A new survey for Alcohol Focus Scotland and Alcohol Change UK revealed that 27% of Scots reported drinking more then usual since late March, increasing to 33% among those who were already heavy drinkers (defined as drinking seven or more units on a single occasion).
Dealing with stress was cited by around one fifth of all respondents as a reason for drinking, rising to 51% among those who are drinking more than usual. Almost half (48%) of this group admitted the were concerned about their alcohol consumption.
Meanwhile, almost one fifth of all respondents (18%) reported feeling concerned about the amount a friend or family member is drinking during lockdown.
More than half (54%) of those who reported drinking more than usual during lockdown have already taken steps to manage their drinking, and 59% plan to do so once lockdown eases. Almost two-fifths (37%) of those drinking more than usual expect to drink less as pubs and restaurants reopen, however a quarter (24%) expect their drinking to increase further at this time.
Alison Douglas, chief executive of Alcohol Focus Scotland said: “While it is encouraging to hear that people who have been drinking more during lockdown are planning to take action to reduce their intake, it can be hard to change habits once they are established.
“Stress was identified as a key factor for many and unfortunately these stresses aren’t necessarily going to go away with the easing of lockdown restrictions. Many people are worrying about going back to work, their children returning to school, or concerned about using public transport. Some may not have a job to return to, creating additional uncertainty at an already difficult time.
“It can be tempting to have a drink to ‘take the edge off’ our worries but alcohol is a depressant that can increase our anxiety and disrupt our sleep, making it more difficult to deal with stress.

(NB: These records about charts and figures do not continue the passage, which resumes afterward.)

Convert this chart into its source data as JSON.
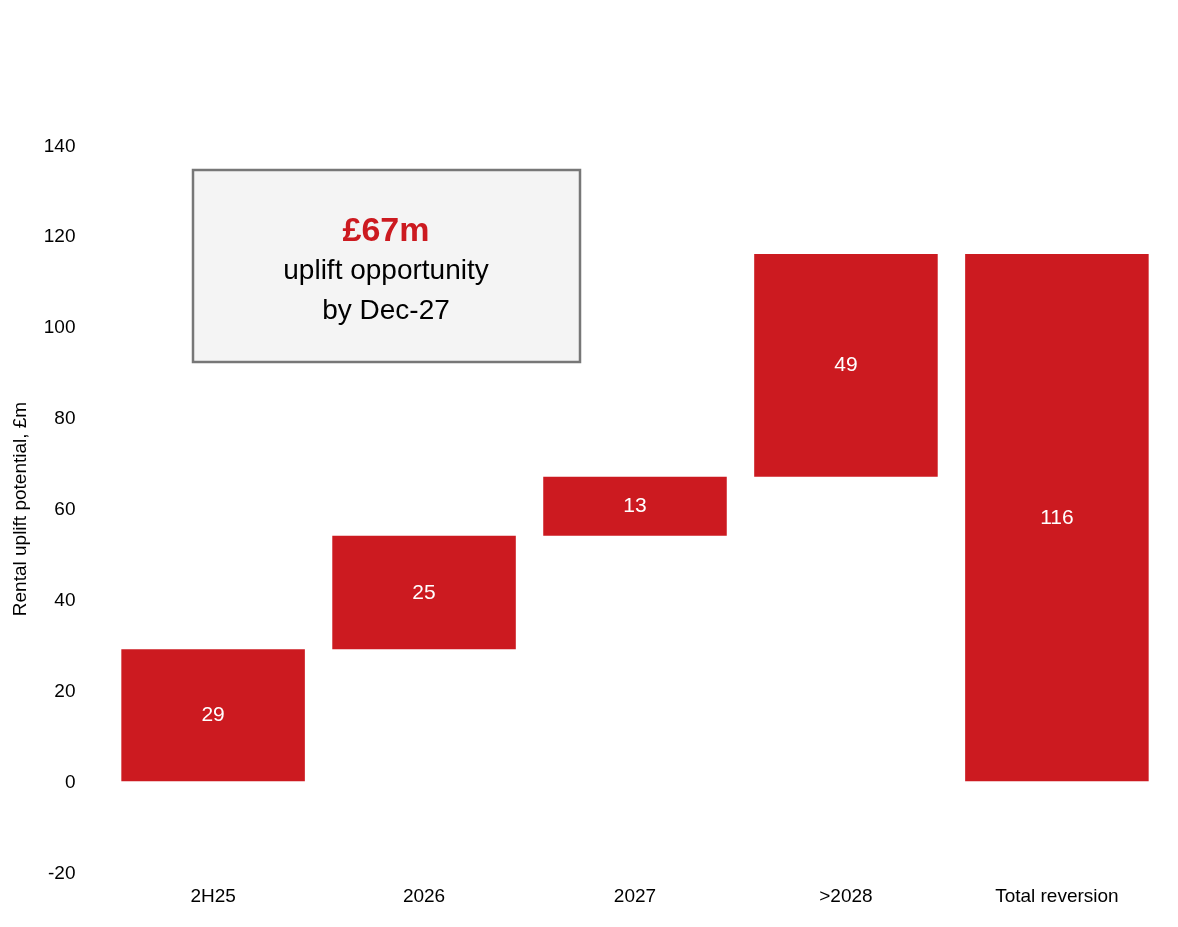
{
  "chart_data": {
    "type": "bar",
    "ylabel": "Rental uplift potential, £m",
    "categories": [
      "2H25",
      "2026",
      "2027",
      ">2028",
      "Total reversion"
    ],
    "values": [
      29,
      25,
      13,
      49,
      116
    ],
    "base": [
      0,
      29,
      54,
      67,
      0
    ],
    "color": "#cc1a20",
    "ylim": [
      -20,
      140
    ],
    "yticks": [
      -20,
      0,
      20,
      40,
      60,
      80,
      100,
      120,
      140
    ],
    "grid": false,
    "data_labels": true,
    "annotations": [
      "£67m",
      "uplift opportunity",
      "by Dec-27"
    ]
  }
}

Our alcohol use may become part of the problem, taking a toll on our mental and physical health and damaging our relationships.”
The charity is now calling for increased provision of alcohol services across Scotland to ensure help is available to anyone who needs it.
Ms Douglas added: “Alongside adequate service provision it is crucial that our national recovery effort builds on the good work we have started in addressing Scotland’s unhealthy relationship with alcohol. By addressing how readily available alcohol is and how heavily it is marketed we can improve the lives of thousands of Scots by preventing problems developing in the first place.”
Scottish Families Affected by Alcohol and Drugs, who provide support for anyone concerned about someone else’s drinking or drug use, said they have seen a four-fold increase in people contacting their helpline since the beginning of lockdown. The number of calls from people concerned about family members’ drinking has also risen by 56% over this period.
Chief executive Justina Murray said: “Lockdown has brought tremendous pressures on families affected by their loved ones drinking, with alcohol consumption increasing, consumption within the home increasing, and many of the usual support mechanisms not available to families during this period.”